En este contexto, el gobernados señaló que el número de muertos sigue aumentando a medida que se retiran los escombros y que podría ser más de 24. Indicó que se ha hallado 19 cuerpos bajo las ruinas, varias personas han fallecido en el hospital y los médicos luchan por la vida de seis heridos graves. Añadió que el incendio provocado por el ataque se prolongó durante más de seis horas.

Describió que se trataba de una cafetería normal donde la gente se reunió para celebrar el Año Nuevo. Entre los presentes, detalló, había adolescentes nacidos en 2007 y 2008, muchos jóvenes que también resultaron heridos y personas de mediana edad. Afirmó que algunos no acudieron inmediatamente al hospital y decidieron ayudar a las víctimas, mientras que la dueña del café sufrió una herida de gravedad por metralla.

Según describió, el ataque se llevó a cabo en un momento en que "todo el mundo celebra el Año Nuevo", cuando la vigilancia está relajada, y que los drones se aproximaron desde el mar Negro.
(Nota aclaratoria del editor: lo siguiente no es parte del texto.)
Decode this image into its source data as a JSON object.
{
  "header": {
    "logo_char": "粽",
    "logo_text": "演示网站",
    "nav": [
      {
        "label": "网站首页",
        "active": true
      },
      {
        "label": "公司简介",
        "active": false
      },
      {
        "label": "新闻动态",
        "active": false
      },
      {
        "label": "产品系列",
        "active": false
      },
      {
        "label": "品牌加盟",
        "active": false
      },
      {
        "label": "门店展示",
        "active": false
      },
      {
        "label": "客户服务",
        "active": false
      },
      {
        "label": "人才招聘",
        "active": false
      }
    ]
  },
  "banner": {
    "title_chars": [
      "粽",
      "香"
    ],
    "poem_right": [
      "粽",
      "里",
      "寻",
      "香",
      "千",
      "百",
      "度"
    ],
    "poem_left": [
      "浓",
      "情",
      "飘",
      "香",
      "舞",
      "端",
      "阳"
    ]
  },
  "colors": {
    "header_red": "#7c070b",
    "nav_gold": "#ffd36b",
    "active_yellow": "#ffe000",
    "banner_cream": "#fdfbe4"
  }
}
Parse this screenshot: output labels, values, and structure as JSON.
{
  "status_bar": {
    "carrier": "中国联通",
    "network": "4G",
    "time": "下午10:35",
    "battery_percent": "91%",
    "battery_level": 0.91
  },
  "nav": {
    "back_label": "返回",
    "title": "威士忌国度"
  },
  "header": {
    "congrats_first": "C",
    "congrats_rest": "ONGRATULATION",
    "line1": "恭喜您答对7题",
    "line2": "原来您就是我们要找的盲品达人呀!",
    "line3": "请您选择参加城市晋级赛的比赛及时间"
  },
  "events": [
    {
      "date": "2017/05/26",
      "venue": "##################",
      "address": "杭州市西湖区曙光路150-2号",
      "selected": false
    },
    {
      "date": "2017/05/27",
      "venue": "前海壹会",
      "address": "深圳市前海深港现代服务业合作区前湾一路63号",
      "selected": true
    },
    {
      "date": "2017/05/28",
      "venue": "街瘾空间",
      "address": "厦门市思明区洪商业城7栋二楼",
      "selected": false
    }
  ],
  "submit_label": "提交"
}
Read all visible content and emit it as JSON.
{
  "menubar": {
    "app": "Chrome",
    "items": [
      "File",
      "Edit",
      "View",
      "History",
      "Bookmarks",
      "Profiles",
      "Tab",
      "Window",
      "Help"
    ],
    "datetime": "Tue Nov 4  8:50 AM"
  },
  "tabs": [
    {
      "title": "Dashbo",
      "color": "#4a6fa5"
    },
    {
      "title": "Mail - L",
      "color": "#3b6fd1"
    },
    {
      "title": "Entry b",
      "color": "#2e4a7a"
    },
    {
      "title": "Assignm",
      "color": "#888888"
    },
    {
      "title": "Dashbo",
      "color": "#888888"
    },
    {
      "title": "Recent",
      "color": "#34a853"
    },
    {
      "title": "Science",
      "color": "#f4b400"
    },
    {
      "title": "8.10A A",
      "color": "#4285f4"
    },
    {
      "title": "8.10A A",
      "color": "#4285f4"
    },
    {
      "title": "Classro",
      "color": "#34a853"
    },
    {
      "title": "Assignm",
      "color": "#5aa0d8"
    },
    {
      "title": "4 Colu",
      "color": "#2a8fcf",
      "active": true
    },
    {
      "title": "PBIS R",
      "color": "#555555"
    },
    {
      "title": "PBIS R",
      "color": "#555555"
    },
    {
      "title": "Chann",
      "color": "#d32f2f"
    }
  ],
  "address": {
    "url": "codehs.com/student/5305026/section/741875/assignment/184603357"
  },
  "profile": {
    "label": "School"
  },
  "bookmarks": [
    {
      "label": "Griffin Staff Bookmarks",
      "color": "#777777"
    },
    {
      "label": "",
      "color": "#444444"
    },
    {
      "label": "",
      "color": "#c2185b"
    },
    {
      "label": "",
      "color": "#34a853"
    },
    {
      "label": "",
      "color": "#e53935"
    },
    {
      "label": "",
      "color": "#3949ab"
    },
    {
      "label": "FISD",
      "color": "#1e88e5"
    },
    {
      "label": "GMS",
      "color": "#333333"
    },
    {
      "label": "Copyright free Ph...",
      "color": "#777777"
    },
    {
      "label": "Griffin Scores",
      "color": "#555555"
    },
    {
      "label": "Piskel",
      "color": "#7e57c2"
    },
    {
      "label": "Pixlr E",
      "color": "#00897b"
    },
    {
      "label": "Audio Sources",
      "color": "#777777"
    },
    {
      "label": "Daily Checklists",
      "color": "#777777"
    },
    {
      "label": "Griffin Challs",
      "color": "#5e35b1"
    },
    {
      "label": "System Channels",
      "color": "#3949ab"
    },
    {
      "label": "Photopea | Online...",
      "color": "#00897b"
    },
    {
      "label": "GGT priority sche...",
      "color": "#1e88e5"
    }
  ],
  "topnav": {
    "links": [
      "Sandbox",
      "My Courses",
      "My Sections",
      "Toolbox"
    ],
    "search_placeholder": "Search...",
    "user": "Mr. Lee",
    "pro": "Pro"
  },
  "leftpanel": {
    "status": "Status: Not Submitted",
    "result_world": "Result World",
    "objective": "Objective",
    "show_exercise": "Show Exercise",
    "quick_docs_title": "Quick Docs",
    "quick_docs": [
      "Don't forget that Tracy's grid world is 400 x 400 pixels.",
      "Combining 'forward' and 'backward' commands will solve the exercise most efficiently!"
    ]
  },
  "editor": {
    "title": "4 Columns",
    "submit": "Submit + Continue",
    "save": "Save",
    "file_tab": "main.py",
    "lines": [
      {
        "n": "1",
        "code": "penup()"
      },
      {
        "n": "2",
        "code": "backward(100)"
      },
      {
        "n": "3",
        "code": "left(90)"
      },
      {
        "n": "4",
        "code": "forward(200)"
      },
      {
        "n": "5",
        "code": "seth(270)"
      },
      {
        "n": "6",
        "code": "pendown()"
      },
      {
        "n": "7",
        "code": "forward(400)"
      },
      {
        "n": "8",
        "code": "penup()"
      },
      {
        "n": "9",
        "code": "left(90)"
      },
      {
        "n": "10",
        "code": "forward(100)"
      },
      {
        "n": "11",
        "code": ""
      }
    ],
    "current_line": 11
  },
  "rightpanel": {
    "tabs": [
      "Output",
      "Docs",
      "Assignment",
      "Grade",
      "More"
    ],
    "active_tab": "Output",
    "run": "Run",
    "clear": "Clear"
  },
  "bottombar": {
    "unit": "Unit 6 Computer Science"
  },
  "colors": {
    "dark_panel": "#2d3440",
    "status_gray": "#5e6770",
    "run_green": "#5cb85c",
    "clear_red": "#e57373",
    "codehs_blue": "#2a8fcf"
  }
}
Al ser preguntado por el apoyo occidental a Kiev, respondió que las Fuerzas Armadas ucranianas serían mucho menos eficaces sin esa ayuda, y atribuyó la magnitud del ataque tanto al suministro de armas como al componente de inteligencia.

"Hagan lo que hagan, es imposible derrotar al soldado ruso y al ingeniero ruso, por mucha ayuda que reciban. […] Solo refuerzan aún más la determinación de nuestros combatientes de detener el terrorismo", expresó el funcionario.

Por último, Saldo indicó que los órganos de investigación están trabajando para aclarar exactamente lo ocurrido.

Al menos 24 personas fallecieron, incluido un niño, y más de 50 resultaron heridas a consecuencia del ataque. Muchos murieron quemados vivos. En su canal de Telegram, Saldo detalló que el Ejército ucraniano lanzó tres drones contra un café y un hotel en la costa del mar Negro, donde civiles festejaban. Uno de los drones llevaba una mezcla inflamable.

Por su parte, el Ministerio de Salud de Rusia informó que en los hospitales de la provincia de Jersón y de la República de Crimea atienden a 13 heridos, entre ellos dos niños. Seis de ellos, menores incluidos, se encuentran en estado grave.

"Así es la 'paz' a la que, según sus propias palabras, [el líder del régimen de Kiev Vladímir] Zelenski aspira", denunció Saldo, que resaltó el carácter "especialmente cínico" que tuvo el ataque lanzado por un dron de reconocimiento "casi al son de las campanas".

Saldo señaló que este crimen es, en esencia, similar al perpetrado contra la Casa de los Sindicatos de Odesa en 2014, cuando neonazis ucranianos prendieron fuego deliberadamente al edificio donde se escondían ciudadanos contrarios al golpe de Estado y a la política de las nuevas autoridades de Kiev, después de chocar con radicales.

El Comité ruso de Investigación, que ha abierto una causa penal tras el ataque letal, precisó que sus especialistas están esclareciendo los pormenores de la masacre.

La semana pasada, el ministro de Relaciones Exteriores de Rusia, Serguéi Lavrov, afirmó que Zelenski y los dirigentes europeos que controlan sus movimientos no tienen ninguna disposición para resolver el conflicto ucraniano por vías diplomáticas.

"Kiev no deja de intentar cambiar la situación en el frente, donde la iniciativa estratégica está firmemente en manos del Ejército ruso. Aterroriza a la población civil y realiza sabotajes contra la infraestructura civil de nuestro país", declaró Lavrov durante una entrevista, al ser preguntado sobre cuál es el principal obstáculo para la finalización del conflicto y si los escándalos de corrupción alrededor de quienes dirigen en Kiev podrían cambiar la perspectiva de los europeos.